I was the only customer in the store. The sales clerk was busy with whatever she was doing, but attentive, as I said, and the minute I was ready to make my purchase she was there ringing me up and making small talk. She suggested I take advantage of the big sale and look at some shoes for myself too, but I told her the truth, "I have plenty of shoes, too many probably."

She told me the total purchase price, I handed her my American Express, she took the card and said, "Oh, it has your picture right there on it, so I don't need to see your license" as she slid the card through the slot on her keyboard.

"May I please have your phone number?"
"Sure, it's ..." I give it to her.
Click click click click... "Is your husband Michael?"

Yep... a shoe store. This is a random place, the sales clerk and I are the only souls in the building. Why do these things happen? I was in a completely new context, away from all who know me, in a moment of distraction while buying shoes for my kids.

"He's dead."

pause

"I'm so sorry, I didn't know. I saw you're wearing a wedding ring."

Wow... now she doesn't know it, but she's actually hit a second sore spot (sort of.) My wedding ring is right back on my finger and I have no immediate plans to remove it. I didn't like having it off when I tried that for awhile... (another story, another time.)

"Would you like me to change it into your name?"
"Yes, please."
"Is the email different too?" she reads Mike's email address to me... the one I can't get into.
"Yes."

I give her my email address. She asks how he died, I tell her it was 15 months ago - pneumonia.

Suddenly, her spirits rise.
"Oh, well 15 months ago, that's a long time!"

[I liked her until that last part...]

"Have a great day!" :-)

I said, "you too," and I left.

Sunday, March 21, 2010

write it down...

I start now, right where I am.

My husband died 15 months and one week ago... he was 37, I was 34, our son was 4, and our daughter was 2 1/2.

Today I thought of something I first heard in high school.
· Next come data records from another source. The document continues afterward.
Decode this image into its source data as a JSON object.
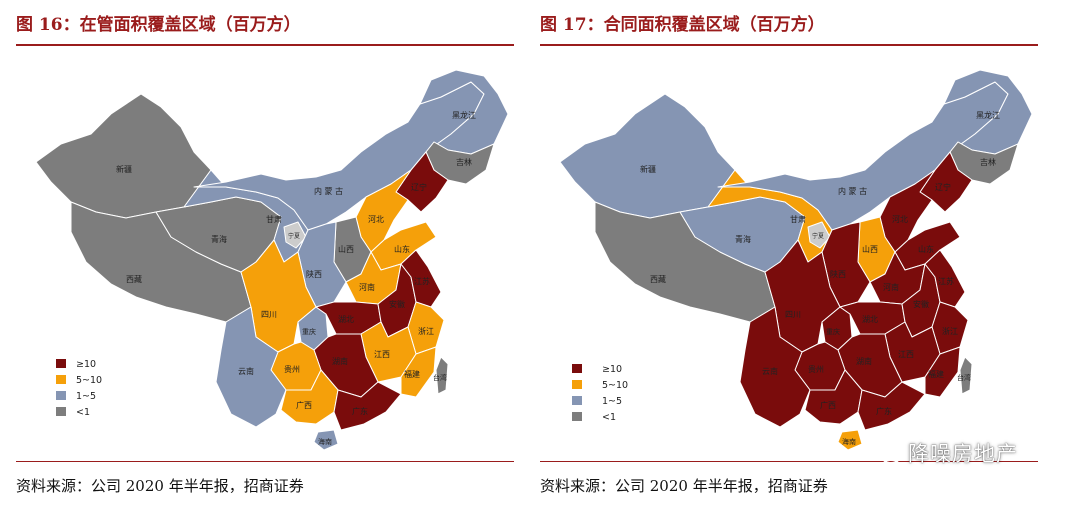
{
  "colors": {
    "ge10": "#7a0c0c",
    "five_to_ten": "#f5a00a",
    "one_to_five": "#8595b3",
    "lt1": "#7d7d7d",
    "accent": "#9a1c1c"
  },
  "legend": [
    "≥10",
    "5~10",
    "1~5",
    "<1"
  ],
  "figures": [
    {
      "title": "图 16：在管面积覆盖区域（百万方）",
      "source": "资料来源：公司 2020 年半年报，招商证券",
      "labels": {
        "xinjiang": "新疆",
        "xizang": "西藏",
        "qinghai": "青海",
        "gansu": "甘肃",
        "ningxia": "宁夏",
        "neimenggu": "内 蒙 古",
        "heilongjiang": "黑龙江",
        "jilin": "吉林",
        "liaoning": "辽宁",
        "hebei": "河北",
        "shanxi": "山西",
        "shandong": "山东",
        "henan": "河南",
        "shaanxi": "陕西",
        "sichuan": "四川",
        "chongqing": "重庆",
        "hubei": "湖北",
        "anhui": "安徽",
        "jiangsu": "江苏",
        "zhejiang": "浙江",
        "jiangxi": "江西",
        "hunan": "湖南",
        "fujian": "福建",
        "guizhou": "贵州",
        "yunnan": "云南",
        "guangxi": "广西",
        "guangdong": "广东",
        "hainan": "海南",
        "taiwan": "台湾"
      },
      "provinces": {
        "xinjiang": "lt1",
        "xizang": "lt1",
        "qinghai": "lt1",
        "gansu": "one_to_five",
        "neimenggu": "one_to_five",
        "heilongjiang": "one_to_five",
        "jilin": "lt1",
        "liaoning": "ge10",
        "hebei": "five_to_ten",
        "shanxi": "lt1",
        "shandong": "five_to_ten",
        "henan": "five_to_ten",
        "shaanxi": "one_to_five",
        "sichuan": "five_to_ten",
        "chongqing": "one_to_five",
        "hubei": "ge10",
        "anhui": "ge10",
        "jiangsu": "ge10",
        "zhejiang": "five_to_ten",
        "jiangxi": "five_to_ten",
        "hunan": "ge10",
        "fujian": "five_to_ten",
        "guizhou": "five_to_ten",
        "yunnan": "one_to_five",
        "guangxi": "five_to_ten",
        "guangdong": "ge10",
        "hainan": "one_to_five",
        "taiwan": "lt1"
      }
    },
    {
      "title": "图 17：合同面积覆盖区域（百万方）",
      "source": "资料来源：公司 2020 年半年报，招商证券",
      "labels": {
        "xinjiang": "新疆",
        "xizang": "西藏",
        "qinghai": "青海",
        "gansu": "甘肃",
        "ningxia": "宁夏",
        "neimenggu": "内 蒙 古",
        "heilongjiang": "黑龙江",
        "jilin": "吉林",
        "liaoning": "辽宁",
        "hebei": "河北",
        "shanxi": "山西",
        "shandong": "山东",
        "henan": "河南",
        "shaanxi": "陕西",
        "sichuan": "四川",
        "chongqing": "重庆",
        "hubei": "湖北",
        "anhui": "安徽",
        "jiangsu": "江苏",
        "zhejiang": "浙江",
        "jiangxi": "江西",
        "hunan": "湖南",
        "fujian": "福建",
        "guizhou": "贵州",
        "yunnan": "云南",
        "guangxi": "广西",
        "guangdong": "广东",
        "hainan": "海南",
        "taiwan": "台湾"
      },
      "provinces": {
        "xinjiang": "one_to_five",
        "xizang": "lt1",
        "qinghai": "one_to_five",
        "gansu": "five_to_ten",
        "neimenggu": "one_to_five",
        "heilongjiang": "one_to_five",
        "jilin": "lt1",
        "liaoning": "ge10",
        "hebei": "ge10",
        "shanxi": "five_to_ten",
        "shandong": "ge10",
        "henan": "ge10",
        "shaanxi": "ge10",
        "sichuan": "ge10",
        "chongqing": "ge10",
        "hubei": "ge10",
        "anhui": "ge10",
        "jiangsu": "ge10",
        "zhejiang": "ge10",
        "jiangxi": "ge10",
        "hunan": "ge10",
        "fujian": "ge10",
        "guizhou": "ge10",
        "yunnan": "ge10",
        "guangxi": "ge10",
        "guangdong": "ge10",
        "hainan": "five_to_ten",
        "taiwan": "lt1"
      }
    }
  ],
  "watermark": {
    "text": "降噪房地产",
    "icon": "wechat-icon"
  }
}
Somebody (I think it was the all-knowing all-powerful "THEY") said: teenage boys think about sex once every 10 seconds.

When my husband died, I thought about him, my sadness, his death, my loss, our fatherless children's loss, the whole rotten potato... pretty much constantly from the time I awoke until I fell asleep every day. In the beginning, I fell asleep only with the help of my anti-anxiety pill and an ambien to knock me out. Even as I slept I dreamed of death and loss - if my drug-aided sleep allowed me to dream at all!

So how is it now, 15 months later?

I think I've improved to the level of a teenage boy thinking about sex. I think about "IT" when I wake up, and most of the day every day. But there are moments when I'm deeply involved in a conversation, watching a movie, working on a project or listening to an interesting interview with Terri Gross or report on All Things Considered on NPR... and I find that I skip minutes (dare I say I may have gone an hour) without thinking about "IT."

When "IT" comes to my mind again, after a longer than usual (10 second) interval, sometimes the recurrence of my awareness of "IT" sends a jolt through me. It is THOSE thoughts that feel "out of the blue." Those are the thoughts that catch me off guard or are more likely to cause me to feel deeply pained. Those thoughts catch me by surprise, bring me to tears or slap me across the face when I am least prepared to be metaphorically slapped once again.